Lake Grassmere site manager Gavin Williams applied to the Marlborough District Council last month for a series of consents on behalf of the salt works’ owner, Dominion Salt.
Dominion Salt, owned by multinational Cerebos-Greggs and Australian-owned Ridley Corporation, wants permission to open access, level land, dig foundations and trenches for underground electrical cables, install overhead electrical cables, backfill with concrete, build turbines and operate a wind farm. Consents are needed because the activities do not comply with the district plan. Public submissions closed yesterday.
Mr Williams yesterday referred comment to Dominion Salt chief executive Robin Goldsack who he said was overseas and could not be contacted until next week.
In the consent application, Mr Williams says the wind farm could supply between five and 7.5 gigawatts of electricity an hour each year – enough to supply between 500 and 750 households. The salt works uses 2.5GW/hr a year.
The energy created will depend on whether up to seven turbines reaching up to 47m high, or five turbines up to 75m high, are built.
A wind farm around the refinery south of Seddon will benefit the company, the community and the electricity industry, it says. The company will make more money and be more sustainable, jobs will be created by construction and ongoing operation and maintenance of the turbines, and carbon emissions will fall.
The company asked wind farm consultant Energy3 two years ago to investigate the potential for wind-generated electricity being used at the salt works. It found much of the refinery’s power needs could be supplied by a small wind farm as loadings at the production plant were “relatively stable”, the application says.
Power will still come from electricity supplier Trustpower when there is no wind, while any excess power generated will be sold into the grid, it says.
Dominion Salt commissioned landscape architect Mike Moore to assess the affect of the towers. He found negative affects will be low as there are few houses nearby, the scale is modest and the landscape has already been significantly modified by the salt works and agriculture. The closest home is just over a kilometre away.
Noise pollution was assessed by Energy3 as “negligible”.
The towers’ effect on radio, television and microwave transmission is also expected to be “relatively limited” because of the narrow and curved design of the tower and blades, the application says.
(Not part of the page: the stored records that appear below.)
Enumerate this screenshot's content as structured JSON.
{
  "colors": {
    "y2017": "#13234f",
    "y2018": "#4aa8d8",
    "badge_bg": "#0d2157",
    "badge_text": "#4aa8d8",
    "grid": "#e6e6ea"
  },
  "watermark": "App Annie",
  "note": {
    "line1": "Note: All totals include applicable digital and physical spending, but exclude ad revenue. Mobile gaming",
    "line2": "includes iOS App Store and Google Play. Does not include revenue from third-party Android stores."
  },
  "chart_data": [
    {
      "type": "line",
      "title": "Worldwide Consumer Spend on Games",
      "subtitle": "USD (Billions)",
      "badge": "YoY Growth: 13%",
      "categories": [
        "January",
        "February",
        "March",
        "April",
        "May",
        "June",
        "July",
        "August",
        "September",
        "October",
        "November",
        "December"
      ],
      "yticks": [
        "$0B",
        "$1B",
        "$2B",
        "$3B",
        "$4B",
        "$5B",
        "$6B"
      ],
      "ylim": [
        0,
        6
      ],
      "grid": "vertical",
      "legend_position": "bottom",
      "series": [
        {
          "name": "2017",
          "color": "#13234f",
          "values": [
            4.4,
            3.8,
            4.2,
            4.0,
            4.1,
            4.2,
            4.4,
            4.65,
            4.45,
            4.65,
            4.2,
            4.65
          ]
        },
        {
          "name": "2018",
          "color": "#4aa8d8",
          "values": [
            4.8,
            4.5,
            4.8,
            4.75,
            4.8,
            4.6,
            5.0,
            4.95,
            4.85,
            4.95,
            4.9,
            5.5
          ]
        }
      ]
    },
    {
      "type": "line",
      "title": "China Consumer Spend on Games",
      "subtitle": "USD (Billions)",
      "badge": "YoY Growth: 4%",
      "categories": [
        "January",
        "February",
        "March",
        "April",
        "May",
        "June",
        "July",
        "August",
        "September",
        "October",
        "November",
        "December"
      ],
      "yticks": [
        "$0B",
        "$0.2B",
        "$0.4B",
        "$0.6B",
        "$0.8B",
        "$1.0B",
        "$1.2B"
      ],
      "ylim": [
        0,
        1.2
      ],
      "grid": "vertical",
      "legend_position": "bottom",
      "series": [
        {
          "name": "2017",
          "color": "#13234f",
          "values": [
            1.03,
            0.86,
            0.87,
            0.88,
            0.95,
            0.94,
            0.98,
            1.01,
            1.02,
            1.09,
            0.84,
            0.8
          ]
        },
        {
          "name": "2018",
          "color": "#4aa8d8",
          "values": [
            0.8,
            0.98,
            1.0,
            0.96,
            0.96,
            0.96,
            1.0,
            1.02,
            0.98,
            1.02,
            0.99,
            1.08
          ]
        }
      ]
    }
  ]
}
Consultation has also taken place with Marlborough Lines and KiwiRail, which own UHF radio bands in the area, as well as Vodafone and Telecom, the application says.
Dominion Salt asked Blenheim-based ecological consultancy Wildlife Management International what impact the wind farm would have on ecology at the site.
It found that there are no significant natural habitats left on the site and birdlife is dominated by introduced species. Negative impacts were unlikely.
Iwi, the Civil Aviation Authority, Marlborough Roads and the Historic Places Trust were also consulted, with no major problems identified.